Cordless Digital Phone Features

A cordless handset obviously requires a power source of some kind, and power is usually supplied by rechargeable batteries of the Lithium ion (`Li-Ion`), Nickel Metal Hydride (`NiMH`) or Nickel Cadmium (`NiCad`) type. Li-Ion batteries offer roughly 40% more storage capacity than NiMH batteries – which, in turn, offer 33% more capacity than NiCad batteries of the same size – and are less susceptible to the so-called `memory effect`. They are, however, more expensive than the other rechargeable battery types.

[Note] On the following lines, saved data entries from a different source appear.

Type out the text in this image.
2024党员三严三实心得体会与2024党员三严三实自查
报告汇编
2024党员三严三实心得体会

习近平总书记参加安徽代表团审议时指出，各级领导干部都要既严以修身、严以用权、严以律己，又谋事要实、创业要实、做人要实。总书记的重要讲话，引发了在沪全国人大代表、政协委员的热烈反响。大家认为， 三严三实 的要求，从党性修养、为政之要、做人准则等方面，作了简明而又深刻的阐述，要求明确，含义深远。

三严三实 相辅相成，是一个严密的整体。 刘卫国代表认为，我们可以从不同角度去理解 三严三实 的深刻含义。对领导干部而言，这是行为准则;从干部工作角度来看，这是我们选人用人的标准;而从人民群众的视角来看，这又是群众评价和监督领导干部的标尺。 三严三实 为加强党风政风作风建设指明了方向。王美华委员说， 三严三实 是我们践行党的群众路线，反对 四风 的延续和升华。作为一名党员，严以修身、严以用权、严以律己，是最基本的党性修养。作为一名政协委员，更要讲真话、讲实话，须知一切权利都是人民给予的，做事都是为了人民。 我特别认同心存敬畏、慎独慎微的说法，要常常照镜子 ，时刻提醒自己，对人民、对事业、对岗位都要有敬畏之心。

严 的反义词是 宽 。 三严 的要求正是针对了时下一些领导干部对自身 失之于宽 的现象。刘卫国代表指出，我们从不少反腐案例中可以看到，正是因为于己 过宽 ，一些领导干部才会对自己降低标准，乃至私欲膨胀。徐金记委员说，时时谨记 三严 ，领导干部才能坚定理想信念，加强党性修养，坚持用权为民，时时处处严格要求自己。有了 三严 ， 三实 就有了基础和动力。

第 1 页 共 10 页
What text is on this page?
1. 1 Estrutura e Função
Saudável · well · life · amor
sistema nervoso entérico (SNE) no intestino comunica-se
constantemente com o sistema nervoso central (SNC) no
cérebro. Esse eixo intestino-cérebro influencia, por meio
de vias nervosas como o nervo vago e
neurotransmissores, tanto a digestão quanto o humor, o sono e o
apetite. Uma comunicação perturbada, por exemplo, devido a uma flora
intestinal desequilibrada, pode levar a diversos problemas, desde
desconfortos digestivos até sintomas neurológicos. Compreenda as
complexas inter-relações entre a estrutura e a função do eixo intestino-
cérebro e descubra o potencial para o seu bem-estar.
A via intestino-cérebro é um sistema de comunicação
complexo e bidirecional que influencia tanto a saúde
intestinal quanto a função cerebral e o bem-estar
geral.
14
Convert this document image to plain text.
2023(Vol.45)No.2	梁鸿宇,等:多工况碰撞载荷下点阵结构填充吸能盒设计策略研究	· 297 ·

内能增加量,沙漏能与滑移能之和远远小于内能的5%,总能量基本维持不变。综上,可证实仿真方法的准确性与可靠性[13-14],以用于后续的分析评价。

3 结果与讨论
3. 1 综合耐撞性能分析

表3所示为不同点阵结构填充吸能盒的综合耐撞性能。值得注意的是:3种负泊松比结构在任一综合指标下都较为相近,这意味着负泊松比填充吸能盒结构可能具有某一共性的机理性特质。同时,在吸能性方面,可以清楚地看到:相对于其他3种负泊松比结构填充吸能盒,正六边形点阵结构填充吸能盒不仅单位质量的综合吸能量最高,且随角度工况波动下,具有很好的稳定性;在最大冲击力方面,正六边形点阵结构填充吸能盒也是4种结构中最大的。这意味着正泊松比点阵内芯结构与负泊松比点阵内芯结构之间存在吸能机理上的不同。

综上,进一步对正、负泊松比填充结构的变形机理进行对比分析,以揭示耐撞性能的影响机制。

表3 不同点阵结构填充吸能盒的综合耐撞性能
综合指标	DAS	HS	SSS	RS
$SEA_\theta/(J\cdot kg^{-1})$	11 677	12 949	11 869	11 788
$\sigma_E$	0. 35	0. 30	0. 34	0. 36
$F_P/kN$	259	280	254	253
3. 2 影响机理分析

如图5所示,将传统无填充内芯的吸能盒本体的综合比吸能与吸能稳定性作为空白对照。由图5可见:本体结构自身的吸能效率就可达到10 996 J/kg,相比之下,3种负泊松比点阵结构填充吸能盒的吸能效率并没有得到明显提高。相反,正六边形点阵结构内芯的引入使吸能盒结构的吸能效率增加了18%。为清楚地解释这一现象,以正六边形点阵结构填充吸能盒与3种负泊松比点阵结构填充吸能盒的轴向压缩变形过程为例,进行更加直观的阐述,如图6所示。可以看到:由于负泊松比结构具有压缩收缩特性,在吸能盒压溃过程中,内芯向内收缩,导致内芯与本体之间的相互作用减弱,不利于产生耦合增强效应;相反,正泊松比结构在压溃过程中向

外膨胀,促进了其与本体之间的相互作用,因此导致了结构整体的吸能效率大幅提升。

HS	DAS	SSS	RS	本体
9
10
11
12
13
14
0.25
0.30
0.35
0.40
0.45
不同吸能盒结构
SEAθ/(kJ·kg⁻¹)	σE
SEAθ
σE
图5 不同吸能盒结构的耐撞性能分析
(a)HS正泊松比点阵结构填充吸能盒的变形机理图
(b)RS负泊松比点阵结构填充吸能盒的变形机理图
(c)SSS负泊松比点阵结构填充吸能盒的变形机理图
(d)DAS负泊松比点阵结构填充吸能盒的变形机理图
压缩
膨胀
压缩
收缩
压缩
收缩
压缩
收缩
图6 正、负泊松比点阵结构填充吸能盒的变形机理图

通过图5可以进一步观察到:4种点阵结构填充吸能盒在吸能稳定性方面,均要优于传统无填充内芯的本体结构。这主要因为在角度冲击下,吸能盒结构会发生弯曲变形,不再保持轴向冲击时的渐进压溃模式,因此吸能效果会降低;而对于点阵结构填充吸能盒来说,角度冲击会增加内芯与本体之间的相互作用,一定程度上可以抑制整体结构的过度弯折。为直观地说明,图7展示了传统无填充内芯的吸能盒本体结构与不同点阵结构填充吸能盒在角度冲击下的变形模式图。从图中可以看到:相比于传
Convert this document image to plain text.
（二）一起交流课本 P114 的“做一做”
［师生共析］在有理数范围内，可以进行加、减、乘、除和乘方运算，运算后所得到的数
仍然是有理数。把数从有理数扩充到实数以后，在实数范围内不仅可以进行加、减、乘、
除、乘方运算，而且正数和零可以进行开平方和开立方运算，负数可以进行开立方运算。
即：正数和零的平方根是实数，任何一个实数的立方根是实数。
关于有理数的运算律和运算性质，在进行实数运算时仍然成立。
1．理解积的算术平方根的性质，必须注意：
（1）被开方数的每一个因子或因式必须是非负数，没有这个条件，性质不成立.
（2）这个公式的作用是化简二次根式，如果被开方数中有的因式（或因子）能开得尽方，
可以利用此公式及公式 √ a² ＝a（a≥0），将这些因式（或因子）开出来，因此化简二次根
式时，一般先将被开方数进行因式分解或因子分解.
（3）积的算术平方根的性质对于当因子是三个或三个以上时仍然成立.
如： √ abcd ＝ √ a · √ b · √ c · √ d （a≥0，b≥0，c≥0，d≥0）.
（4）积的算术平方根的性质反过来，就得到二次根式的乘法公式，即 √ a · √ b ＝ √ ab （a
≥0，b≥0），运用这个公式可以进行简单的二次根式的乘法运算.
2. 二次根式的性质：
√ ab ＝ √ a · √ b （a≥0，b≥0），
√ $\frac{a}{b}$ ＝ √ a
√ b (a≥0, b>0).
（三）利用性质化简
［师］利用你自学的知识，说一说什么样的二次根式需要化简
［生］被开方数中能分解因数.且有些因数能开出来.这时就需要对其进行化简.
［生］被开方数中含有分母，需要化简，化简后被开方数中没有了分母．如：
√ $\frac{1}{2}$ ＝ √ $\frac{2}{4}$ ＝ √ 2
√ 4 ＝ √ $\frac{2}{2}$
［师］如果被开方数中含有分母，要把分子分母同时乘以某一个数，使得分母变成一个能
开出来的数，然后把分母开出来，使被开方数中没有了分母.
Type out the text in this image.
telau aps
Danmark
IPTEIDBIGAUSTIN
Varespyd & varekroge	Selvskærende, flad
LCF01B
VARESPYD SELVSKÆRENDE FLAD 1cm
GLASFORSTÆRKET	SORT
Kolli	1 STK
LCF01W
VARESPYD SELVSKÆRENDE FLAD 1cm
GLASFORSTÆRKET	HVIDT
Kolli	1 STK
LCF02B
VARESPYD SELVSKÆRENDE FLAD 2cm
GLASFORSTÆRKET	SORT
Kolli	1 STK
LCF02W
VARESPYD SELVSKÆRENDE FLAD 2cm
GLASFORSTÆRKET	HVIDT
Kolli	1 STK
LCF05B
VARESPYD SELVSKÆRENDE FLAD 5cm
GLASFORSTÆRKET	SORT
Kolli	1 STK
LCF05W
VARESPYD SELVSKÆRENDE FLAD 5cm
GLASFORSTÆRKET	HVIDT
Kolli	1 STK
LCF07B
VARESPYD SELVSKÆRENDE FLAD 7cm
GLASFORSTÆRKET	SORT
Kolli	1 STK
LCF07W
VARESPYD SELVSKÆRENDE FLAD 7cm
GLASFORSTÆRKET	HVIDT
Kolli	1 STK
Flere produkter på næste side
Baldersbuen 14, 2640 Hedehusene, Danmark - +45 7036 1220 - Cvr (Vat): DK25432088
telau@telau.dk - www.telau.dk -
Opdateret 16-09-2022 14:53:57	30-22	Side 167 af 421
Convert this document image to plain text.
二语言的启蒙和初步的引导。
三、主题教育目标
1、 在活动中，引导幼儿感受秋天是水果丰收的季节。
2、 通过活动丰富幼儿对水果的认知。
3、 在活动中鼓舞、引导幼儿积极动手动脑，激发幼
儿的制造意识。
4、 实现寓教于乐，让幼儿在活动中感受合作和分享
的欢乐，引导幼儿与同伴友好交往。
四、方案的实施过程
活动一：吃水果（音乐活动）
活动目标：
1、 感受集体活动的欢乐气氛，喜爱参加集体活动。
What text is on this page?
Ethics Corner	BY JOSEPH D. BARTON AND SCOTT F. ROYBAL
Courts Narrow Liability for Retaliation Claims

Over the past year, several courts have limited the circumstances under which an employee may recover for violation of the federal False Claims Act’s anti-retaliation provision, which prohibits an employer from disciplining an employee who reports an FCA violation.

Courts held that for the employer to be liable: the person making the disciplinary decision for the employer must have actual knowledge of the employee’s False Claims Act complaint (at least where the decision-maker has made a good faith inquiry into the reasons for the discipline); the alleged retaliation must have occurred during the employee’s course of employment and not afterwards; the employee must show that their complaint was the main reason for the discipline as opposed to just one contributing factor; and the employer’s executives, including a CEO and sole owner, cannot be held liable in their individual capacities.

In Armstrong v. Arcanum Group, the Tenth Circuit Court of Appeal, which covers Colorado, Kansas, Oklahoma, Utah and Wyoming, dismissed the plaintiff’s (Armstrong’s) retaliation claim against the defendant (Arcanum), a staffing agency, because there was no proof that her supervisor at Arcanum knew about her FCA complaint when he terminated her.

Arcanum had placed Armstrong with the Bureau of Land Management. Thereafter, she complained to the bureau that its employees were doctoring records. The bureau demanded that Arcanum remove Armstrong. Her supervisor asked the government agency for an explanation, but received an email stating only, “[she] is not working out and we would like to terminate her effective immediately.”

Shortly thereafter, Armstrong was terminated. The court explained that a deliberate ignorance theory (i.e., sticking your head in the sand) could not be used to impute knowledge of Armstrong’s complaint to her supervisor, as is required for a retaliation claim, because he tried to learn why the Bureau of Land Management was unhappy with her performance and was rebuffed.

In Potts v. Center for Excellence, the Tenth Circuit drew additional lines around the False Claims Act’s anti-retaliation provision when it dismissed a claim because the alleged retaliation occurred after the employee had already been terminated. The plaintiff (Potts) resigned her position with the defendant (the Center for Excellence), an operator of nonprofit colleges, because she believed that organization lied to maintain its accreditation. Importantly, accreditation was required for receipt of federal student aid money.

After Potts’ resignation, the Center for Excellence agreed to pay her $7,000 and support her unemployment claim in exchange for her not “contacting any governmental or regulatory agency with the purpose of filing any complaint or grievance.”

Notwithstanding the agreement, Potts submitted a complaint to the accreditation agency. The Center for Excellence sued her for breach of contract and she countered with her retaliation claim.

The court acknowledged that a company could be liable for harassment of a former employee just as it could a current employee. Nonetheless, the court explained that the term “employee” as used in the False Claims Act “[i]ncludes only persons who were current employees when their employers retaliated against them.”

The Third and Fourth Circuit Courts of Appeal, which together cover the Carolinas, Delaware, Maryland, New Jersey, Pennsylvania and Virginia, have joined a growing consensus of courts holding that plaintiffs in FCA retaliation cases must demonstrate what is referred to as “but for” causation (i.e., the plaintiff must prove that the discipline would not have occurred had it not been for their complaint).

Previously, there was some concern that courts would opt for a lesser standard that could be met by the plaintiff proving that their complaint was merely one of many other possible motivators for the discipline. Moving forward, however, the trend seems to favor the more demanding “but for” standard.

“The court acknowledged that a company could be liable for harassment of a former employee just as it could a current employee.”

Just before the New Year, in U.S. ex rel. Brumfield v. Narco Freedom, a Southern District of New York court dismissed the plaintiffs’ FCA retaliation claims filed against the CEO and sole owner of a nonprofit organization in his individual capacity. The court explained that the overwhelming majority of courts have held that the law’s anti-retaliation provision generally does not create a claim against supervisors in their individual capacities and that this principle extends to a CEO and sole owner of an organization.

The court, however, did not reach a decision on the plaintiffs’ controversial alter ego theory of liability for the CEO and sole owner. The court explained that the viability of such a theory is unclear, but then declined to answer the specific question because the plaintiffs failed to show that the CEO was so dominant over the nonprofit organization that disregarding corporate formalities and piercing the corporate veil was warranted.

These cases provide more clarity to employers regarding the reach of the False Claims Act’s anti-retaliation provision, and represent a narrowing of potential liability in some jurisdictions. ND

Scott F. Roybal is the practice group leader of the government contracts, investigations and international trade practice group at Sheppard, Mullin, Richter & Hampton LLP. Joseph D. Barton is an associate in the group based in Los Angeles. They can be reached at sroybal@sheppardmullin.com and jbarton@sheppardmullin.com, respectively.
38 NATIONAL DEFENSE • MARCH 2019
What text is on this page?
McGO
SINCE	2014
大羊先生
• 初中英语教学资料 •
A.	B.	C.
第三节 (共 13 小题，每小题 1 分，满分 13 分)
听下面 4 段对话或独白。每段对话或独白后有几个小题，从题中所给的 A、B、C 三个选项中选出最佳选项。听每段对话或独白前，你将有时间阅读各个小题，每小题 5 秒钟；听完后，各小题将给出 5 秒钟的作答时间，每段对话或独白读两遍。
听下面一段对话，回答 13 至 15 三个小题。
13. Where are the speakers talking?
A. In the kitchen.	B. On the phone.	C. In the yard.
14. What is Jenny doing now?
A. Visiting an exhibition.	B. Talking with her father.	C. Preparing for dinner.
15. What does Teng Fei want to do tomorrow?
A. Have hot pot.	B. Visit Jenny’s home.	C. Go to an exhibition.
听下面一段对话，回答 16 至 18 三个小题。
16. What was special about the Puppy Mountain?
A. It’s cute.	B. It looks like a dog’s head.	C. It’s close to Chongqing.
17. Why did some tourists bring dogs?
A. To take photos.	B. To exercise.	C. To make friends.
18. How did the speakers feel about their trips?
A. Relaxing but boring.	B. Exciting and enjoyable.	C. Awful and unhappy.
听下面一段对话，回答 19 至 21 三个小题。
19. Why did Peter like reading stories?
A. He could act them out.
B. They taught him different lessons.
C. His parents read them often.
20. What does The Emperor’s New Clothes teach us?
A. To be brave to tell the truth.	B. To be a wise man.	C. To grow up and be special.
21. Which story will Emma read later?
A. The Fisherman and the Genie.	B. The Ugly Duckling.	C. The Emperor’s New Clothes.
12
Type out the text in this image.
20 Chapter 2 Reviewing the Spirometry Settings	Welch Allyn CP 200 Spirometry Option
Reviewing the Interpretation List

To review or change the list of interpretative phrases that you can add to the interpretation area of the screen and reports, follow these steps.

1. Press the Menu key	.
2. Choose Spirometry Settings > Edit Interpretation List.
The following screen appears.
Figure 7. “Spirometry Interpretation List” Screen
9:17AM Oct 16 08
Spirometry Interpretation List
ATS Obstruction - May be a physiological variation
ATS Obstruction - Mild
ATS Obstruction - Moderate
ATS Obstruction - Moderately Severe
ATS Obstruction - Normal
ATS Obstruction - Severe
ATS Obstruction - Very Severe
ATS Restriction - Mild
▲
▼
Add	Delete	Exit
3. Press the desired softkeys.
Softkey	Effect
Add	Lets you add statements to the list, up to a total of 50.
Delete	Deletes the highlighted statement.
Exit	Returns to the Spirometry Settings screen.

With regard to frequencies, so-called `third generation`, 2.4 GHz cordless phones share the frequencies between 2.4 and 2.4835 GHz with 802.11b and 802.11g wireless networks, while `fourth generation`, 5.8GHz phones share the frequencies between 5.725 and 5.850 GHz with 802.11a wireless networks. Some 5.8 GHz phones only use the higher frequency band to transmit from a base unit to a handset, and use 2.4 GHz in the reverse direction, to prolong the life of handset batteries.

In terms of the actual operation of a cordless digital phone, provided that you have `caller ID` as part of a package from your telephone service provider, the number – and the name, if you have previously saved this information – associated with an incoming call will be displayed on the LCD (`Liquid Crystal Display`) screen on the handset. Similarly, `call waiting` allows you to see the details of a second incoming call, while you are talking to the first caller. The Philips DECT 6231 Cordless Digital Phone, for example, has a backlit display, capable of displaying 4,096 colours, and caller ID display.

The latest cordless digital phones have integral speakers in the handset, or the base unit, or both, which allow you to talk on the phone, completely hands-free. Full duplex operation allows you and your caller to speak freely, and simultaneously, without any information being lost. Most models also include a `mute`, or `privacy` button, which can be useful in a business, or domestic, setting when you want to talk to someone other than the person on the other end of the phone, or you simply want to carry on a conversation while `holding` on the phone. The Doro 635IPW Cordless Digital Phone, for example, includes loudspeakers and hands free functionality.

If you need to be able to pick up calls to more than one telephone number, from the same handset, cordless digital phones are available with the capability of receiving calls on two, four, or even as many as 12, separate telephone lines.